The magic lantern's variations.

Frolicking across the range of narrative voices, Marcel Proust’s novel, Jean Santeuil, does little to guise its autobiographical nature.

What intrigues me is the spectral nature of the magic lantern Proust depicted in Jean Santeuil.

We are drawn into Jean’s room— which he has barricaded shut by pushing the chest of drawers against the door, and given to see “the light which, a moment before, had fallen quietly on the table, now, in the sudden darkness, produced a patch of concentrated brightness on the wall.” And then, suddenly, we are introduced to “the ghost of a window radiant with red and blue and violet” —- which is “not an actual window of blue and red and violet glass” which comes “tremblingly into view, advancing and receding after the manner of phantoms or shimmering reflexions.”

Here is the passage

Proust tells us that “the most mysterious moment” for Jean occurs when “he was still in his familiar room” and he “suddenly” sees “those marvelous shadow-forms take shape upon the grey-patterned wallpaper.”

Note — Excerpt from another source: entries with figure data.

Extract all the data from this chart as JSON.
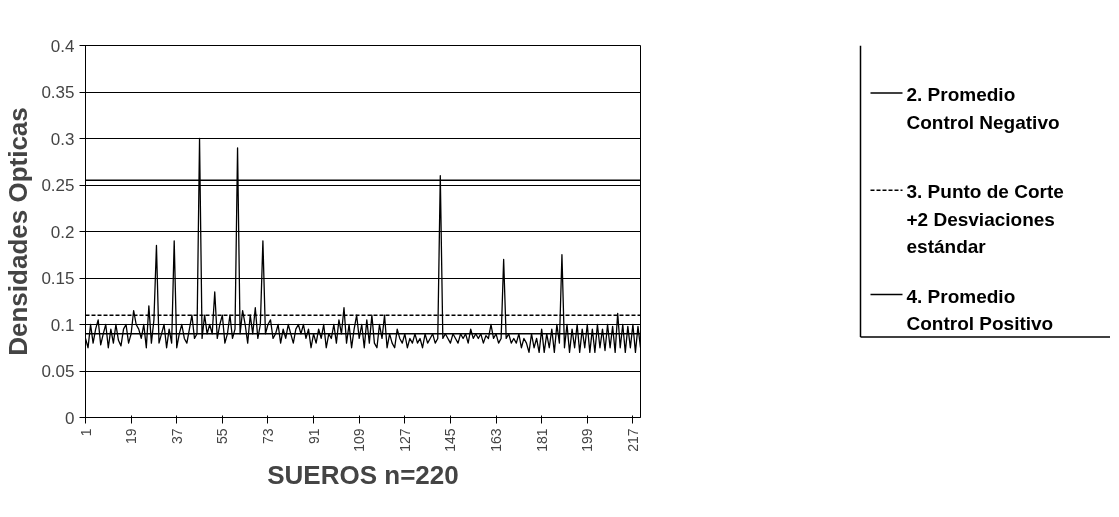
{
  "chart_data": {
    "type": "line",
    "xlabel": "SUEROS n=220",
    "ylabel": "Densidades Opticas",
    "x": [
      1,
      2,
      3,
      4,
      5,
      6,
      7,
      8,
      9,
      10,
      11,
      12,
      13,
      14,
      15,
      16,
      17,
      18,
      19,
      20,
      21,
      22,
      23,
      24,
      25,
      26,
      27,
      28,
      29,
      30,
      31,
      32,
      33,
      34,
      35,
      36,
      37,
      38,
      39,
      40,
      41,
      42,
      43,
      44,
      45,
      46,
      47,
      48,
      49,
      50,
      51,
      52,
      53,
      54,
      55,
      56,
      57,
      58,
      59,
      60,
      61,
      62,
      63,
      64,
      65,
      66,
      67,
      68,
      69,
      70,
      71,
      72,
      73,
      74,
      75,
      76,
      77,
      78,
      79,
      80,
      81,
      82,
      83,
      84,
      85,
      86,
      87,
      88,
      89,
      90,
      91,
      92,
      93,
      94,
      95,
      96,
      97,
      98,
      99,
      100,
      101,
      102,
      103,
      104,
      105,
      106,
      107,
      108,
      109,
      110,
      111,
      112,
      113,
      114,
      115,
      116,
      117,
      118,
      119,
      120,
      121,
      122,
      123,
      124,
      125,
      126,
      127,
      128,
      129,
      130,
      131,
      132,
      133,
      134,
      135,
      136,
      137,
      138,
      139,
      140,
      141,
      142,
      143,
      144,
      145,
      146,
      147,
      148,
      149,
      150,
      151,
      152,
      153,
      154,
      155,
      156,
      157,
      158,
      159,
      160,
      161,
      162,
      163,
      164,
      165,
      166,
      167,
      168,
      169,
      170,
      171,
      172,
      173,
      174,
      175,
      176,
      177,
      178,
      179,
      180,
      181,
      182,
      183,
      184,
      185,
      186,
      187,
      188,
      189,
      190,
      191,
      192,
      193,
      194,
      195,
      196,
      197,
      198,
      199,
      200,
      201,
      202,
      203,
      204,
      205,
      206,
      207,
      208,
      209,
      210,
      211,
      212,
      213,
      214,
      215,
      216,
      217,
      218,
      219,
      220
    ],
    "series": [
      {
        "color": "#000000",
        "values": [
          0.085,
          0.075,
          0.1,
          0.08,
          0.095,
          0.105,
          0.078,
          0.09,
          0.1,
          0.075,
          0.095,
          0.08,
          0.1,
          0.083,
          0.077,
          0.095,
          0.1,
          0.08,
          0.09,
          0.115,
          0.1,
          0.095,
          0.085,
          0.1,
          0.075,
          0.12,
          0.08,
          0.105,
          0.185,
          0.08,
          0.09,
          0.1,
          0.075,
          0.095,
          0.08,
          0.19,
          0.075,
          0.09,
          0.1,
          0.085,
          0.08,
          0.095,
          0.11,
          0.085,
          0.09,
          0.3,
          0.085,
          0.11,
          0.09,
          0.1,
          0.09,
          0.135,
          0.085,
          0.1,
          0.11,
          0.08,
          0.09,
          0.11,
          0.085,
          0.095,
          0.29,
          0.09,
          0.115,
          0.1,
          0.08,
          0.11,
          0.09,
          0.118,
          0.085,
          0.1,
          0.19,
          0.09,
          0.1,
          0.105,
          0.085,
          0.09,
          0.1,
          0.08,
          0.095,
          0.085,
          0.1,
          0.09,
          0.08,
          0.095,
          0.1,
          0.09,
          0.1,
          0.085,
          0.095,
          0.075,
          0.09,
          0.08,
          0.095,
          0.085,
          0.1,
          0.075,
          0.09,
          0.085,
          0.1,
          0.08,
          0.105,
          0.09,
          0.118,
          0.08,
          0.1,
          0.075,
          0.095,
          0.11,
          0.085,
          0.1,
          0.075,
          0.105,
          0.08,
          0.11,
          0.08,
          0.075,
          0.1,
          0.085,
          0.11,
          0.075,
          0.09,
          0.08,
          0.075,
          0.095,
          0.085,
          0.08,
          0.09,
          0.075,
          0.085,
          0.08,
          0.09,
          0.08,
          0.085,
          0.075,
          0.09,
          0.08,
          0.085,
          0.09,
          0.08,
          0.085,
          0.26,
          0.085,
          0.09,
          0.085,
          0.08,
          0.09,
          0.085,
          0.08,
          0.09,
          0.085,
          0.09,
          0.08,
          0.095,
          0.085,
          0.09,
          0.085,
          0.09,
          0.08,
          0.088,
          0.085,
          0.1,
          0.085,
          0.09,
          0.08,
          0.085,
          0.17,
          0.085,
          0.09,
          0.08,
          0.085,
          0.08,
          0.09,
          0.075,
          0.085,
          0.08,
          0.07,
          0.09,
          0.075,
          0.085,
          0.07,
          0.095,
          0.07,
          0.09,
          0.075,
          0.095,
          0.07,
          0.1,
          0.08,
          0.175,
          0.075,
          0.1,
          0.07,
          0.095,
          0.075,
          0.1,
          0.07,
          0.095,
          0.075,
          0.1,
          0.07,
          0.095,
          0.07,
          0.1,
          0.075,
          0.095,
          0.072,
          0.1,
          0.075,
          0.098,
          0.07,
          0.112,
          0.075,
          0.1,
          0.07,
          0.098,
          0.075,
          0.1,
          0.07,
          0.098,
          0.075
        ]
      }
    ],
    "ref_lines": [
      {
        "axis": "y",
        "value": 0.09,
        "label": "2. Promedio Control Negativo",
        "color": "#000000",
        "line_style": "solid"
      },
      {
        "axis": "y",
        "value": 0.11,
        "label": "3. Punto de Corte +2 Desviaciones estándar",
        "color": "#000000",
        "line_style": "dashed"
      },
      {
        "axis": "y",
        "value": 0.255,
        "label": "4. Promedio Control Positivo",
        "color": "#000000",
        "line_style": "solid"
      }
    ],
    "xlim": [
      1,
      220
    ],
    "xticks": [
      1,
      19,
      37,
      55,
      73,
      91,
      109,
      127,
      145,
      163,
      181,
      199,
      217
    ],
    "ylim": [
      0,
      0.4
    ],
    "yticks": [
      0,
      0.05,
      0.1,
      0.15,
      0.2,
      0.25,
      0.3,
      0.35,
      0.4
    ],
    "grid": "y",
    "legend": "right",
    "marker": "none",
    "line_style": "solid"
  }
}
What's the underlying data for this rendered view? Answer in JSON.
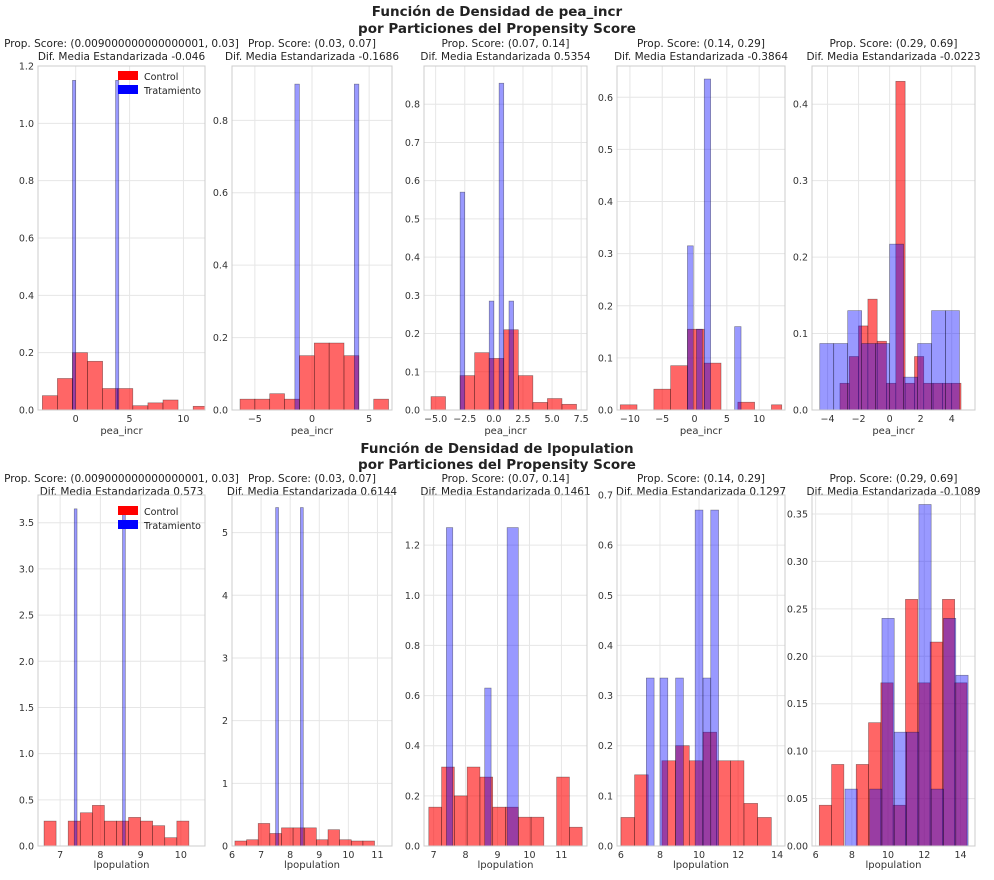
{
  "colors": {
    "control": "#ff0000",
    "treatment": "#0000ff",
    "grid": "#e6e6e6",
    "axis": "#cccccc"
  },
  "legend": {
    "control": "Control",
    "treatment": "Tratamiento",
    "placement": "upper-center of first panel"
  },
  "chart_data": [
    {
      "type": "histogram",
      "title": "Función de Densidad de pea_incr",
      "subtitle": "por Particiones del Propensity Score",
      "xlabel": "pea_incr",
      "panels": [
        {
          "title": "Prop. Score: (0.009000000000000001, 0.03]",
          "smd": "Dif. Media Estandarizada -0.046",
          "xlim": [
            -3.5,
            12
          ],
          "ylim": [
            0,
            1.2
          ],
          "xticks": [
            0,
            5,
            10
          ],
          "xtick_labels": [
            "0",
            "5",
            "10"
          ],
          "yticks": [
            0,
            0.2,
            0.4,
            0.6,
            0.8,
            1.0,
            1.2
          ],
          "ytick_labels": [
            "0.0",
            "0.2",
            "0.4",
            "0.6",
            "0.8",
            "1.0",
            "1.2"
          ],
          "control": {
            "edges": [
              -3.1,
              -1.7,
              -0.3,
              1.1,
              2.5,
              3.9,
              5.3,
              6.7,
              8.1,
              9.5,
              10.9,
              12.0
            ],
            "heights": [
              0.05,
              0.11,
              0.2,
              0.17,
              0.075,
              0.075,
              0.015,
              0.025,
              0.035,
              0.0,
              0.013
            ]
          },
          "treatment": {
            "edges": [
              -0.3,
              0.0,
              3.7,
              4.0
            ],
            "heights": [
              1.15,
              0,
              1.15
            ]
          }
        },
        {
          "title": "Prop. Score: (0.03, 0.07]",
          "smd": "Dif. Media Estandarizada -0.1686",
          "xlim": [
            -7,
            7
          ],
          "ylim": [
            0,
            0.95
          ],
          "xticks": [
            -5,
            0,
            5
          ],
          "xtick_labels": [
            "−5",
            "0",
            "5"
          ],
          "yticks": [
            0,
            0.2,
            0.4,
            0.6,
            0.8
          ],
          "ytick_labels": [
            "0.0",
            "0.2",
            "0.4",
            "0.6",
            "0.8"
          ],
          "control": {
            "edges": [
              -6.3,
              -5.0,
              -3.7,
              -2.4,
              -1.1,
              0.2,
              1.5,
              2.8,
              4.1,
              5.4,
              6.7
            ],
            "heights": [
              0.03,
              0.03,
              0.045,
              0.03,
              0.15,
              0.185,
              0.185,
              0.15,
              0.0,
              0.03
            ]
          },
          "treatment": {
            "edges": [
              -1.5,
              -1.1,
              3.7,
              4.1
            ],
            "heights": [
              0.9,
              0,
              0.9
            ]
          }
        },
        {
          "title": "Prop. Score: (0.07, 0.14]",
          "smd": "Dif. Media Estandarizada 0.5354",
          "xlim": [
            -6,
            8
          ],
          "ylim": [
            0,
            0.9
          ],
          "xticks": [
            -5,
            -2.5,
            0,
            2.5,
            5,
            7.5
          ],
          "xtick_labels": [
            "−5.0",
            "−2.5",
            "0.0",
            "2.5",
            "5.0",
            "7.5"
          ],
          "yticks": [
            0,
            0.1,
            0.2,
            0.3,
            0.4,
            0.5,
            0.6,
            0.7,
            0.8
          ],
          "ytick_labels": [
            "0.0",
            "0.1",
            "0.2",
            "0.3",
            "0.4",
            "0.5",
            "0.6",
            "0.7",
            "0.8"
          ],
          "control": {
            "edges": [
              -5.4,
              -4.15,
              -2.9,
              -1.65,
              -0.4,
              0.85,
              2.1,
              3.35,
              4.6,
              5.85,
              7.1,
              8.0
            ],
            "heights": [
              0.035,
              0.0,
              0.09,
              0.15,
              0.135,
              0.21,
              0.09,
              0.02,
              0.03,
              0.015,
              0.0
            ]
          },
          "treatment": {
            "edges": [
              -2.9,
              -2.5,
              -0.4,
              0,
              0.45,
              0.85,
              1.3,
              1.7
            ],
            "heights": [
              0.57,
              0,
              0.285,
              0,
              0.855,
              0,
              0.285
            ]
          }
        },
        {
          "title": "Prop. Score: (0.14, 0.29]",
          "smd": "Dif. Media Estandarizada -0.3864",
          "xlim": [
            -12,
            14
          ],
          "ylim": [
            0,
            0.66
          ],
          "xticks": [
            -10,
            -5,
            0,
            5,
            10
          ],
          "xtick_labels": [
            "−10",
            "−5",
            "0",
            "5",
            "10"
          ],
          "yticks": [
            0,
            0.1,
            0.2,
            0.3,
            0.4,
            0.5,
            0.6
          ],
          "ytick_labels": [
            "0.0",
            "0.1",
            "0.2",
            "0.3",
            "0.4",
            "0.5",
            "0.6"
          ],
          "control": {
            "edges": [
              -11.5,
              -8.9,
              -6.3,
              -3.7,
              -1.1,
              1.5,
              4.1,
              6.7,
              9.3,
              11.9,
              13.5
            ],
            "heights": [
              0.01,
              0.0,
              0.04,
              0.085,
              0.155,
              0.09,
              0.0,
              0.015,
              0.0,
              0.01
            ]
          },
          "treatment": {
            "edges": [
              -1.1,
              -0.2,
              0.3,
              1.2,
              1.5,
              2.5,
              6.2,
              7.2
            ],
            "heights": [
              0.315,
              0,
              0.155,
              0,
              0.635,
              0,
              0.16
            ]
          }
        },
        {
          "title": "Prop. Score: (0.29, 0.69]",
          "smd": "Dif. Media Estandarizada -0.0223",
          "xlim": [
            -5,
            5.5
          ],
          "ylim": [
            0,
            0.45
          ],
          "xticks": [
            -4,
            -2,
            0,
            2,
            4
          ],
          "xtick_labels": [
            "−4",
            "−2",
            "0",
            "2",
            "4"
          ],
          "yticks": [
            0,
            0.1,
            0.2,
            0.3,
            0.4
          ],
          "ytick_labels": [
            "0.0",
            "0.1",
            "0.2",
            "0.3",
            "0.4"
          ],
          "control": {
            "edges": [
              -3.2,
              -2.6,
              -2.0,
              -1.4,
              -0.8,
              -0.2,
              0.4,
              1.0,
              1.6,
              2.2,
              2.8,
              3.4,
              4.0,
              4.6
            ],
            "heights": [
              0.035,
              0.07,
              0.11,
              0.145,
              0.09,
              0.035,
              0.43,
              0.035,
              0.07,
              0.035,
              0.035,
              0.035,
              0.035
            ]
          },
          "treatment": {
            "edges": [
              -4.5,
              -3.6,
              -2.7,
              -1.8,
              -0.9,
              0,
              0.9,
              1.8,
              2.7,
              3.6,
              4.5
            ],
            "heights": [
              0.087,
              0.087,
              0.13,
              0.087,
              0.087,
              0.217,
              0.043,
              0.087,
              0.13,
              0.13,
              0.043
            ]
          }
        }
      ]
    },
    {
      "type": "histogram",
      "title": "Función de Densidad de lpopulation",
      "subtitle": "por Particiones del Propensity Score",
      "xlabel": "lpopulation",
      "panels": [
        {
          "title": "Prop. Score: (0.009000000000000001, 0.03]",
          "smd": "Dif. Media Estandarizada 0.573",
          "xlim": [
            6.45,
            10.6
          ],
          "ylim": [
            0,
            3.8
          ],
          "xticks": [
            7,
            8,
            9,
            10
          ],
          "xtick_labels": [
            "7",
            "8",
            "9",
            "10"
          ],
          "yticks": [
            0,
            0.5,
            1.0,
            1.5,
            2.0,
            2.5,
            3.0,
            3.5
          ],
          "ytick_labels": [
            "0.0",
            "0.5",
            "1.0",
            "1.5",
            "2.0",
            "2.5",
            "3.0",
            "3.5"
          ],
          "control": {
            "edges": [
              6.6,
              6.9,
              7.2,
              7.5,
              7.8,
              8.1,
              8.4,
              8.7,
              9.0,
              9.3,
              9.6,
              9.9,
              10.2,
              10.5
            ],
            "heights": [
              0.27,
              0.0,
              0.27,
              0.36,
              0.44,
              0.27,
              0.27,
              0.31,
              0.27,
              0.22,
              0.09,
              0.27,
              0.0
            ]
          },
          "treatment": {
            "edges": [
              7.35,
              7.42,
              8.55,
              8.62
            ],
            "heights": [
              3.65,
              0,
              3.65
            ]
          }
        },
        {
          "title": "Prop. Score: (0.03, 0.07]",
          "smd": "Dif. Media Estandarizada 0.6144",
          "xlim": [
            6,
            11.5
          ],
          "ylim": [
            0,
            5.6
          ],
          "xticks": [
            6,
            7,
            8,
            9,
            10,
            11
          ],
          "xtick_labels": [
            "6",
            "7",
            "8",
            "9",
            "10",
            "11"
          ],
          "yticks": [
            0,
            1,
            2,
            3,
            4,
            5
          ],
          "ytick_labels": [
            "0",
            "1",
            "2",
            "3",
            "4",
            "5"
          ],
          "control": {
            "edges": [
              6.1,
              6.5,
              6.9,
              7.3,
              7.7,
              8.1,
              8.5,
              8.9,
              9.3,
              9.7,
              10.1,
              10.5,
              10.9,
              11.3
            ],
            "heights": [
              0.08,
              0.1,
              0.36,
              0.2,
              0.29,
              0.29,
              0.29,
              0.1,
              0.26,
              0.1,
              0.08,
              0.08,
              0.0
            ]
          },
          "treatment": {
            "edges": [
              7.5,
              7.6,
              8.35,
              8.45
            ],
            "heights": [
              5.4,
              0,
              5.4
            ]
          }
        },
        {
          "title": "Prop. Score: (0.07, 0.14]",
          "smd": "Dif. Media Estandarizada 0.1461",
          "xlim": [
            6.7,
            11.8
          ],
          "ylim": [
            0,
            1.4
          ],
          "xticks": [
            7,
            8,
            9,
            10,
            11
          ],
          "xtick_labels": [
            "7",
            "8",
            "9",
            "10",
            "11"
          ],
          "yticks": [
            0,
            0.2,
            0.4,
            0.6,
            0.8,
            1.0,
            1.2
          ],
          "ytick_labels": [
            "0.0",
            "0.2",
            "0.4",
            "0.6",
            "0.8",
            "1.0",
            "1.2"
          ],
          "control": {
            "edges": [
              6.85,
              7.25,
              7.65,
              8.05,
              8.45,
              8.85,
              9.25,
              9.65,
              10.05,
              10.45,
              10.85,
              11.25,
              11.65
            ],
            "heights": [
              0.155,
              0.315,
              0.2,
              0.315,
              0.275,
              0.155,
              0.155,
              0.115,
              0.115,
              0.0,
              0.275,
              0.075
            ]
          },
          "treatment": {
            "edges": [
              7.4,
              7.6,
              8.6,
              8.8,
              9.3,
              9.65
            ],
            "heights": [
              1.27,
              0,
              0.63,
              0,
              1.27
            ]
          }
        },
        {
          "title": "Prop. Score: (0.14, 0.29]",
          "smd": "Dif. Media Estandarizada 0.1297",
          "xlim": [
            5.8,
            14.4
          ],
          "ylim": [
            0,
            0.7
          ],
          "xticks": [
            6,
            8,
            10,
            12,
            14
          ],
          "xtick_labels": [
            "6",
            "8",
            "10",
            "12",
            "14"
          ],
          "yticks": [
            0,
            0.1,
            0.2,
            0.3,
            0.4,
            0.5,
            0.6,
            0.7
          ],
          "ytick_labels": [
            "0.0",
            "0.1",
            "0.2",
            "0.3",
            "0.4",
            "0.5",
            "0.6",
            "0.7"
          ],
          "control": {
            "edges": [
              6.0,
              6.7,
              7.4,
              8.1,
              8.8,
              9.5,
              10.2,
              10.9,
              11.6,
              12.3,
              13.0,
              13.7
            ],
            "heights": [
              0.057,
              0.142,
              0.0,
              0.17,
              0.2,
              0.17,
              0.227,
              0.17,
              0.17,
              0.085,
              0.057
            ]
          },
          "treatment": {
            "edges": [
              7.3,
              7.7,
              8.0,
              8.4,
              8.8,
              9.2,
              9.8,
              10.2,
              10.6,
              11.0
            ],
            "heights": [
              0.335,
              0,
              0.335,
              0,
              0.335,
              0,
              0.67,
              0.335,
              0.67
            ]
          }
        },
        {
          "title": "Prop. Score: (0.29, 0.69]",
          "smd": "Dif. Media Estandarizada -0.1089",
          "xlim": [
            5.8,
            14.8
          ],
          "ylim": [
            0,
            0.37
          ],
          "xticks": [
            6,
            8,
            10,
            12,
            14
          ],
          "xtick_labels": [
            "6",
            "8",
            "10",
            "12",
            "14"
          ],
          "yticks": [
            0,
            0.05,
            0.1,
            0.15,
            0.2,
            0.25,
            0.3,
            0.35
          ],
          "ytick_labels": [
            "0.00",
            "0.05",
            "0.10",
            "0.15",
            "0.20",
            "0.25",
            "0.30",
            "0.35"
          ],
          "control": {
            "edges": [
              6.2,
              6.88,
              7.56,
              8.24,
              8.92,
              9.6,
              10.28,
              10.96,
              11.64,
              12.32,
              13.0,
              13.68,
              14.36
            ],
            "heights": [
              0.043,
              0.086,
              0.0,
              0.086,
              0.13,
              0.172,
              0.043,
              0.26,
              0.172,
              0.215,
              0.26,
              0.172
            ]
          },
          "treatment": {
            "edges": [
              7.62,
              8.3,
              8.98,
              9.66,
              10.34,
              11.02,
              11.7,
              12.38,
              13.06,
              13.74,
              14.42
            ],
            "heights": [
              0.06,
              0.0,
              0.06,
              0.24,
              0.12,
              0.12,
              0.36,
              0.06,
              0.24,
              0.18
            ]
          }
        }
      ]
    }
  ]
}
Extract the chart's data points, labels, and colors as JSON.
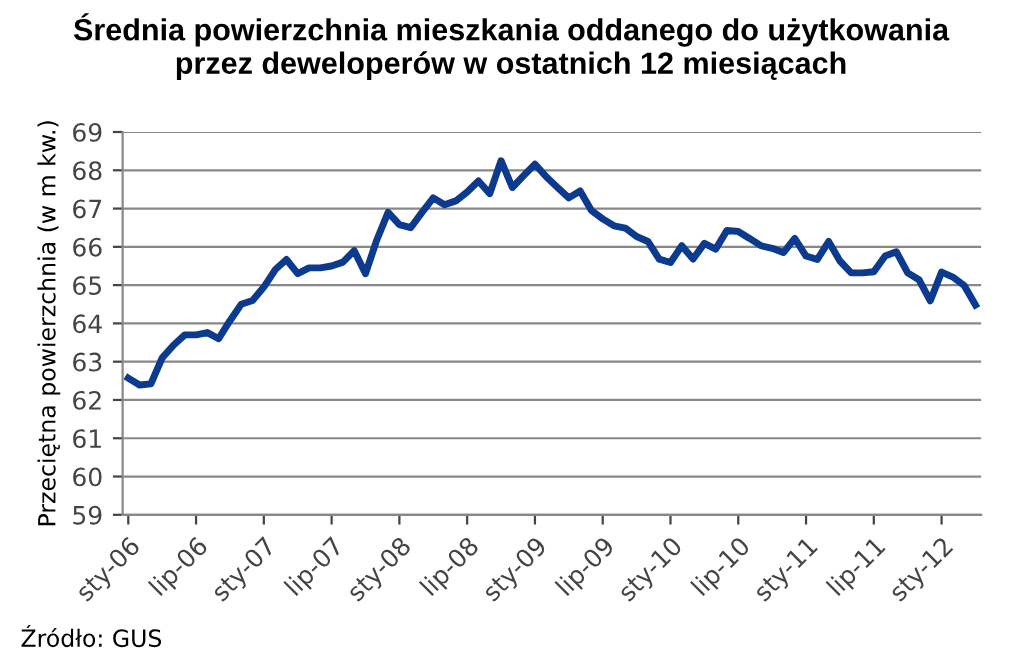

The motion of the light beam “moving obliquely across the wall to an unknown destination” defamiliarizes Jean’s room: it is “no longer his room, the lamp no longer his lamp.” Imaginary figures from books, paintings, and legends are “made visible” on the wall, just above “the splash” Jean “made that morning on the paper while he was washing.” But this condition only continues as long as Jean agrees to it— for it depends on his manipulation of the lamp’s reflector — just as the condition for the novel’s realization exists in our willingness to imagine it.

There is a spectral door, or a magic route between worlds. Proust calls “the mysterious spot, the invisible trap-door whence ghosts had emerged to play their parts, should once more have merged in the general surface, a friendly half-light with which, one felt, phantoms, apparitions and the sliding movement as of impalpable windows of stained-glass had nothing to do, and in which, most certainly, they would not show themselves.” The spot is what makes the spectral image — or “spectral picture” — possible.

“. . . a spectral picture, composed of shadows; a phantom picture, a picture which did not last for long and, therefore, struck his imagination far more powerfully than would have done a motionless picture hung for him to look at all day long.”